Composite wood products typically comprise mixtures of fibers such as waste wood fiber and plastic material preferably recycled plastic material. Such polymer-fiber composites are also known as synthetic wood, composite lumber, wood-polymer lumber and similar such names.
Such composite lumber and its methods of manufacture described, for example, in U.S. Pat. No. 6,344,268 to Stucky et al, issued Feb. 5, 2002; U.S. Pat. No. 5,759,680 to Brooks et al, issued Jun. 2, 1998 and U.S. Pat. No. 5,088,910 to Goforth et al, issued Feb. 18, 1992.

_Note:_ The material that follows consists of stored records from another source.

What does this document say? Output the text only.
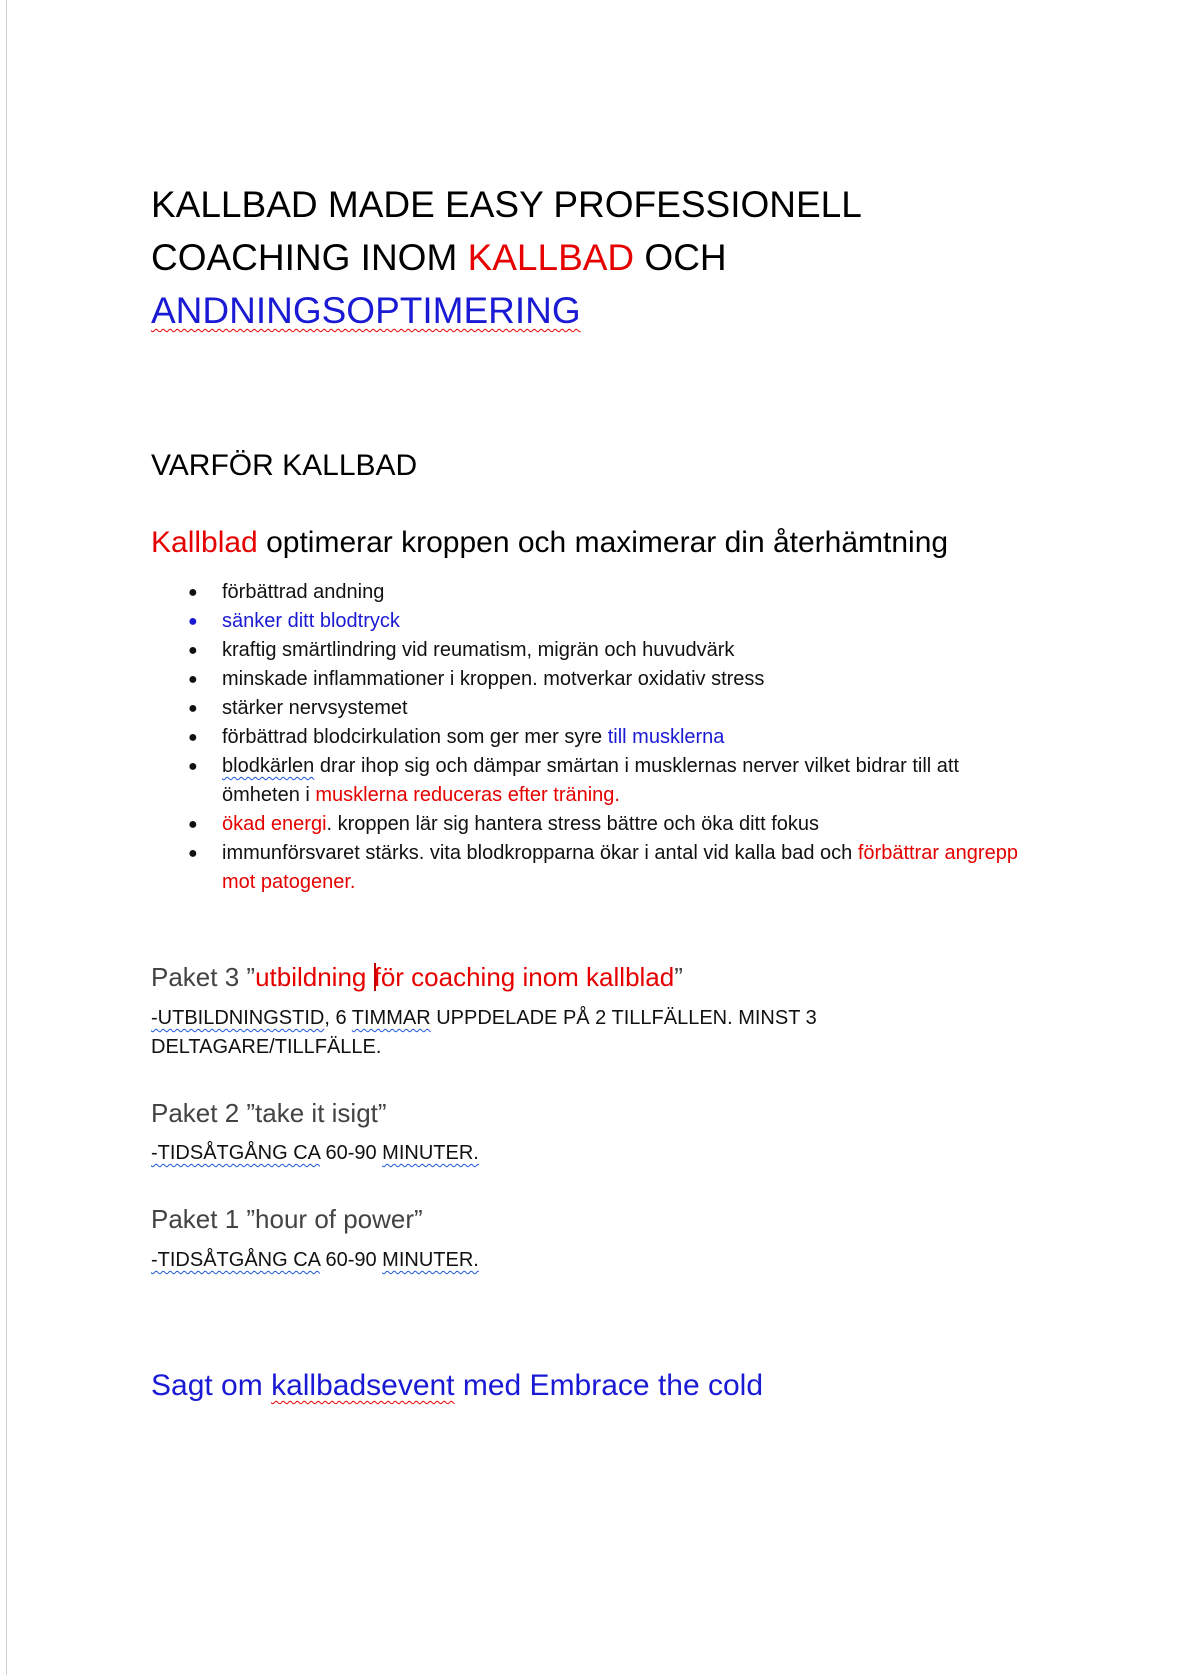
KALLBAD MADE EASY PROFESSIONELL COACHING INOM KALLBAD OCH
ANDNINGSOPTIMERING
VARFÖR KALLBAD
Kallblad optimerar kroppen och maximerar din återhämtning
● förbättrad andning
● sänker ditt blodtryck
● kraftig smärtlindring vid reumatism, migrän och huvudvärk
● minskade inflammationer i kroppen. motverkar oxidativ stress
● stärker nervsystemet
● förbättrad blodcirkulation som ger mer syre till musklerna
● blodkärlen drar ihop sig och dämpar smärtan i musklernas nerver vilket bidrar till att ömheten i musklerna reduceras efter träning.
● ökad energi. kroppen lär sig hantera stress bättre och öka ditt fokus
● immunförsvaret stärks. vita blodkropparna ökar i antal vid kalla bad och förbättrar angrepp mot patogener.
Paket 3 ”utbildning för coaching inom kallblad”

-UTBILDNINGSTID, 6 TIMMAR UPPDELADE PÅ 2 TILLFÄLLEN. MINST 3 DELTAGARE/TILLFÄLLE.

Paket 2 ”take it isigt”

-TIDSÅTGÅNG CA 60-90 MINUTER.

Paket 1 ”hour of power”

-TIDSÅTGÅNG CA 60-90 MINUTER.

Sagt om kallbadsevent med Embrace the cold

Such composite lumber is commercially available. One such product is manufactured under the trade mark TREX, by Trex Company, LLC of Winchester, Va. and consists of a polyethylene-wood fiber blend which is extruded into board dimensions for decking applications. Such polyethylene-wood composite boards in 5/4 inch thickness have sufficient rigidity to be used as decking planks. Another similar composite wood product containing reclaimed plastic and wood fiber is sold under the trade mark CHOICEDEK by Weyerhaeuser Company of Tacoma, Wash. A similar product is sold under the trade mark WEATHERBEST by ABT Deck Inc. of Portland, Oreg. comprising wood fiber and encapsulated high density polyethylene. A further similar product is sold under the trade mark SMARTDECK by Eagle Brook Products Inc. of Chicago, Ill. and comprising a composite of oak fiber and plastic resins.

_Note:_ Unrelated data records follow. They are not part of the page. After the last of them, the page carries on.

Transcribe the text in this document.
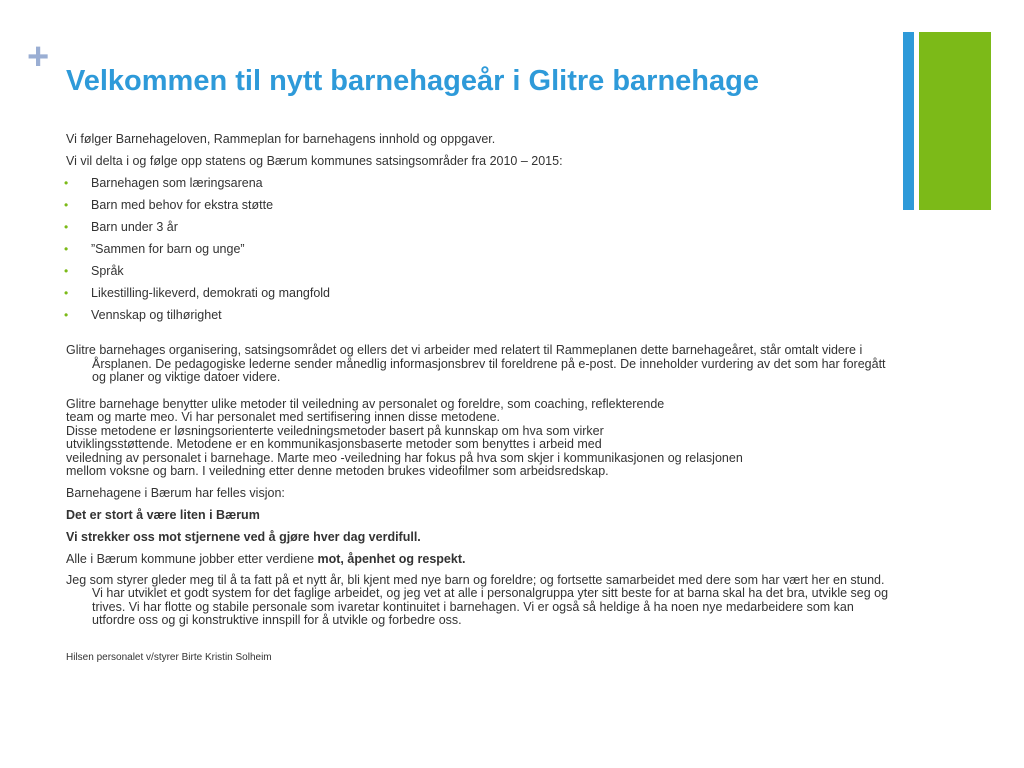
+
Velkommen til nytt barnehageår i Glitre barnehage

Vi følger Barnehageloven, Rammeplan for barnehagens innhold og oppgaver.

Vi vil delta i og følge opp statens og Bærum kommunes satsingsområder fra 2010 – 2015:

• Barnehagen som læringsarena
• Barn med behov for ekstra støtte
• Barn under 3 år
• ”Sammen for barn og unge”
• Språk
• Likestilling-likeverd, demokrati og mangfold
• Vennskap og tilhørighet

Glitre barnehages organisering, satsingsområdet og ellers det vi arbeider med relatert til Rammeplanen dette barnehageåret, står omtalt videre i Årsplanen. De pedagogiske lederne sender månedlig informasjonsbrev til foreldrene på e-post. De inneholder vurdering av det som har foregått og planer og viktige datoer videre.

Glitre barnehage benytter ulike metoder til veiledning av personalet og foreldre, som coaching, reflekterende
team og marte meo. Vi har personalet med sertifisering innen disse metodene.
Disse metodene er løsningsorienterte veiledningsmetoder basert på kunnskap om hva som virker
utviklingsstøttende. Metodene er en kommunikasjonsbaserte metoder som benyttes i arbeid med
veiledning av personalet i barnehage. Marte meo -veiledning har fokus på hva som skjer i kommunikasjonen og relasjonen
mellom voksne og barn. I veiledning etter denne metoden brukes videofilmer som arbeidsredskap.

Barnehagene i Bærum har felles visjon:

Det er stort å være liten i Bærum

Vi strekker oss mot stjernene ved å gjøre hver dag verdifull.

Alle i Bærum kommune jobber etter verdiene mot, åpenhet og respekt.

Jeg som styrer gleder meg til å ta fatt på et nytt år, bli kjent med nye barn og foreldre; og fortsette samarbeidet med dere som har vært her en stund. Vi har utviklet et godt system for det faglige arbeidet, og jeg vet at alle i personalgruppa yter sitt beste for at barna skal ha det bra, utvikle seg og trives. Vi har flotte og stabile personale som ivaretar kontinuitet i barnehagen. Vi er også så heldige å ha noen nye medarbeidere som kan utfordre oss og gi konstruktive innspill for å utvikle og forbedre oss.

Hilsen personalet v/styrer Birte Kristin Solheim
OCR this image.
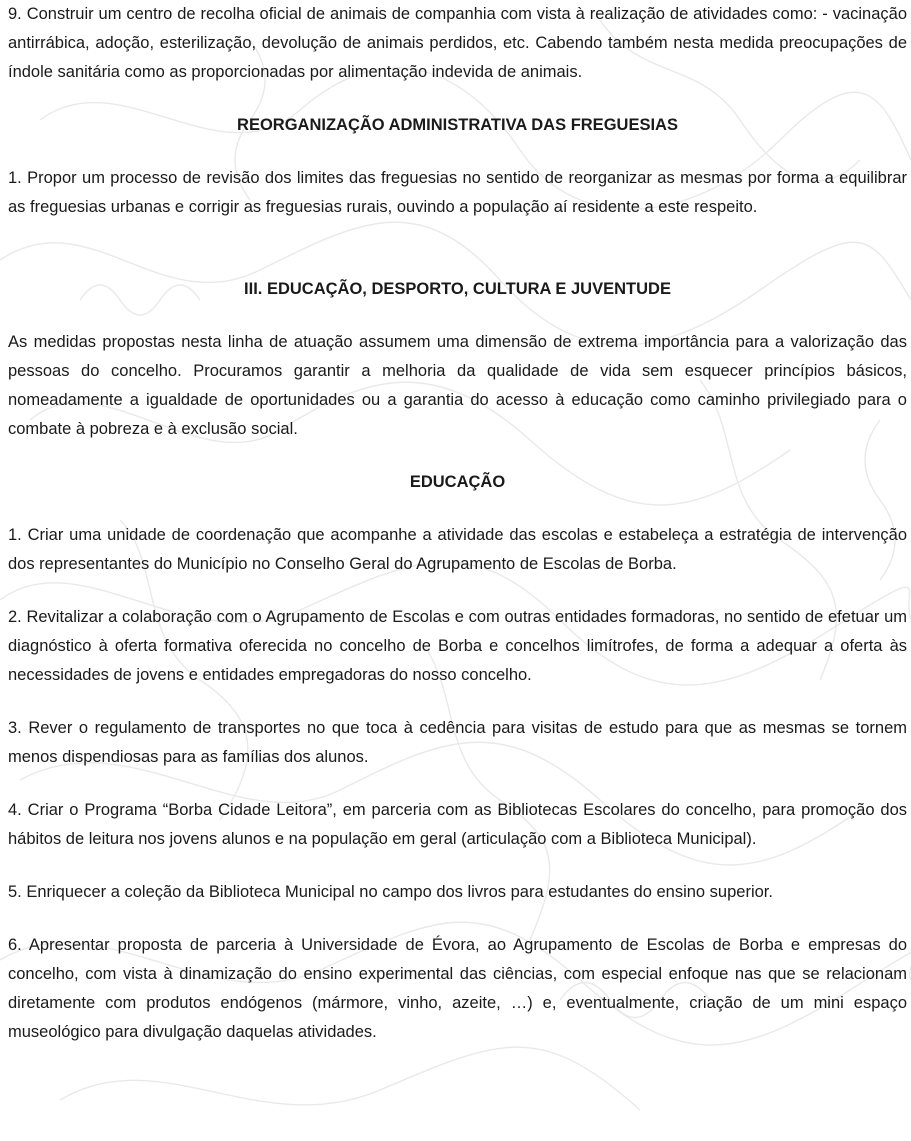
9. Construir um centro de recolha oficial de animais de companhia com vista à realização de atividades como: - vacinação antirrábica, adoção, esterilização, devolução de animais perdidos, etc. Cabendo também nesta medida preocupações de índole sanitária como as proporcionadas por alimentação indevida de animais.

REORGANIZAÇÃO ADMINISTRATIVA DAS FREGUESIAS

1. Propor um processo de revisão dos limites das freguesias no sentido de reorganizar as mesmas por forma a equilibrar as freguesias urbanas e corrigir as freguesias rurais, ouvindo a população aí residente a este respeito.

III. EDUCAÇÃO, DESPORTO, CULTURA E JUVENTUDE

As medidas propostas nesta linha de atuação assumem uma dimensão de extrema importância para a valorização das pessoas do concelho. Procuramos garantir a melhoria da qualidade de vida sem esquecer princípios básicos, nomeadamente a igualdade de oportunidades ou a garantia do acesso à educação como caminho privilegiado para o combate à pobreza e à exclusão social.

EDUCAÇÃO

1. Criar uma unidade de coordenação que acompanhe a atividade das escolas e estabeleça a estratégia de intervenção dos representantes do Município no Conselho Geral do Agrupamento de Escolas de Borba.

2. Revitalizar a colaboração com o Agrupamento de Escolas e com outras entidades formadoras, no sentido de efetuar um diagnóstico à oferta formativa oferecida no concelho de Borba e concelhos limítrofes, de forma a adequar a oferta às necessidades de jovens e entidades empregadoras do nosso concelho.

3. Rever o regulamento de transportes no que toca à cedência para visitas de estudo para que as mesmas se tornem menos dispendiosas para as famílias dos alunos.

4. Criar o Programa “Borba Cidade Leitora”, em parceria com as Bibliotecas Escolares do concelho, para promoção dos hábitos de leitura nos jovens alunos e na população em geral (articulação com a Biblioteca Municipal).

5. Enriquecer a coleção da Biblioteca Municipal no campo dos livros para estudantes do ensino superior.

6. Apresentar proposta de parceria à Universidade de Évora, ao Agrupamento de Escolas de Borba e empresas do concelho, com vista à dinamização do ensino experimental das ciências, com especial enfoque nas que se relacionam diretamente com produtos endógenos (mármore, vinho, azeite, …) e, eventualmente, criação de um mini espaço museológico para divulgação daquelas atividades.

Such composite lumber products have a disadvantage referred to as “flagging” created by the use of screws and other fasteners to secure the composite lumber products as, for example, to underlying wooden joists in a decking application. The composite woods are of a plastic nature in the sense that they are, to some extent, plastically deformable. When a typical wood screw is driven into the composite lumber, the wood screw displaces the plastic material to the side with the result that the plastic material becomes displaced from under the head of the screw and urged outwardly therefrom so as to deform the upper surface of the composite material upwardly radially outside of the screw head forming a raised annular ring about the screw head. This raised annular ring presents a disturbing appearance.
It is sometimes possible to reduce the production of the raised annular ring as by drilling a hole through the composite wood product before inserting the wood screw, however, this involves an additional step and, therefore, increases the time and expense.